Created by the leadership specialist Simon Sinek, it aims to improve the performance of companies in the segment in which they operate, through the way they think, act and communicate. It seeks to answer three key questions: what, how and why?
By asking these questions we can find out what motivates people to work, i.e. believing in some cause or due to personal taste and talents, for example. And it is the very people who benefit from the social projects which include the business modeling stage that bring us the information. From there, we develop the next steps – always starting with why and looking for businesses that are connected to people’s talents and desires.
After this initial step, we use the “Business Model Canvas” to develop the business modeling. We have adopted this methodology because it has proven to be an effective way to make a business plan faster.
What we mean is that the business plans of old were very long, including market research – sometimes very time consuming – and that often caused the business to take a long time to start acting on their de facto needs. This is why we currently work with prototyping.
Prototyping can be done with Canvas, which helps you see business modeling since the different areas are interconnected, including the target audience and different stakeholders. This way, it is possible to understand the viability of the business and have a MVP (Minimum Viable Product), to generate immediate prototyping, roll out market tests and so on.
From this stage onwards, the business can be quickly started and gradually improved.

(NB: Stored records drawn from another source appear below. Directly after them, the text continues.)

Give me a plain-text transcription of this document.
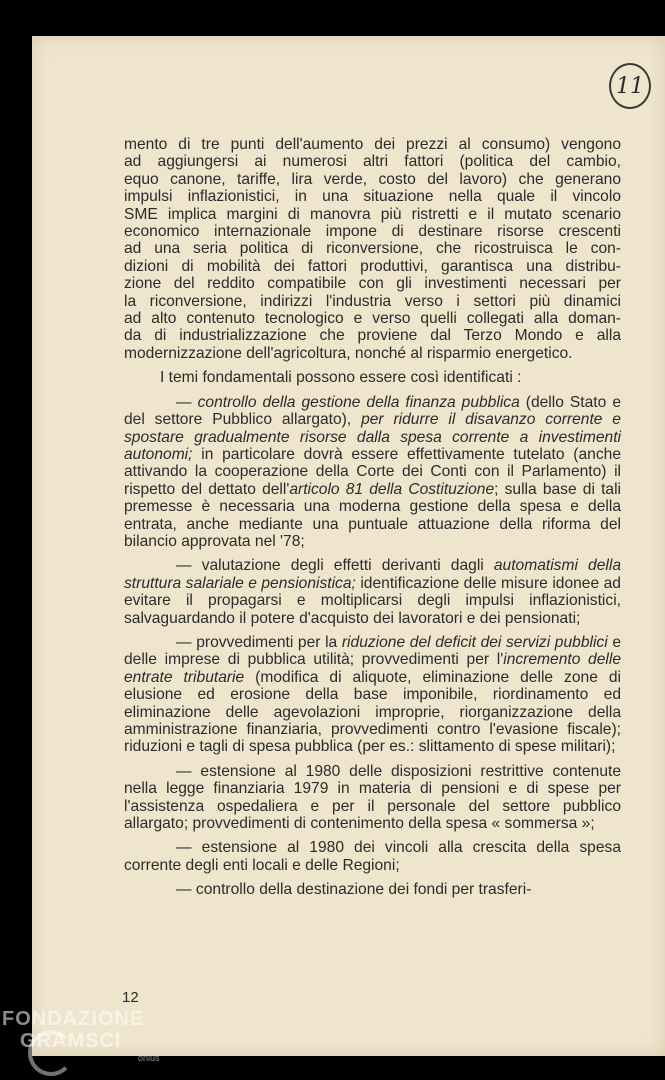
11

mento di tre punti dell'aumento dei prezzi al consumo) vengono
ad aggiungersi ai numerosi altri fattori (politica del cambio,
equo canone, tariffe, lira verde, costo del lavoro) che generano
impulsi inflazionistici, in una situazione nella quale il vincolo
SME implica margini di manovra più ristretti e il mutato scenario
economico internazionale impone di destinare risorse crescenti
ad una seria politica di riconversione, che ricostruisca le con-
dizioni di mobilità dei fattori produttivi, garantisca una distribu-
zione del reddito compatibile con gli investimenti necessari per
la riconversione, indirizzi l'industria verso i settori più dinamici
ad alto contenuto tecnologico e verso quelli collegati alla doman-
da di industrializzazione che proviene dal Terzo Mondo e alla
modernizzazione dell'agricoltura, nonché al risparmio energetico.

I temi fondamentali possono essere così identificati :

— controllo della gestione della finanza pubblica (dello Stato e del settore Pubblico allargato), per ridurre il disavanzo corrente e spostare gradualmente risorse dalla spesa corrente a investimenti autonomi; in particolare dovrà essere effettivamente tutelato (anche attivando la cooperazione della Corte dei Conti con il Parlamento) il rispetto del dettato dell'articolo 81 della Costituzione; sulla base di tali premesse è necessaria una moderna gestione della spesa e della entrata, anche mediante una puntuale attuazione della riforma del bilancio approvata nel '78;

— valutazione degli effetti derivanti dagli automatismi della struttura salariale e pensionistica; identificazione delle misure idonee ad evitare il propagarsi e moltiplicarsi degli impulsi inflazionistici, salvaguardando il potere d'acquisto dei lavoratori e dei pensionati;

— provvedimenti per la riduzione del deficit dei servizi pubblici e delle imprese di pubblica utilità; provvedimenti per l'incremento delle entrate tributarie (modifica di aliquote, eliminazione delle zone di elusione ed erosione della base imponibile, riordinamento ed eliminazione delle agevolazioni improprie, riorganizzazione della amministrazione finanziaria, provvedimenti contro l'evasione fiscale); riduzioni e tagli di spesa pubblica (per es.: slittamento di spese militari);

— estensione al 1980 delle disposizioni restrittive contenute nella legge finanziaria 1979 in materia di pensioni e di spese per l'assistenza ospedaliera e per il personale del settore pubblico allargato; provvedimenti di contenimento della spesa « sommersa »;

— estensione al 1980 dei vincoli alla crescita della spesa corrente degli enti locali e delle Regioni;

— controllo della destinazione dei fondi per trasferi-

12
FONDAZIONE
GRAMSCI
onlus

We have a core goal in our social business: to serve more vulnerable communities in particular. Many of these people have little access to this kind of technical information. In addition, there are many social businesses which “seek to make a positive impact on a community, broaden the perspectives of people marginalized by society, and generate shared income and financial autonomy for lower-class individuals” (Sebrae’s definition of social impact businesses).
As such, we seek, through our strategies to respond to the needs to make effective and faster business designs for different areas.
They can be individual, familiar or even collective. We also believe in the power of shared networks, and a lot of our performance happens through small businesses working together.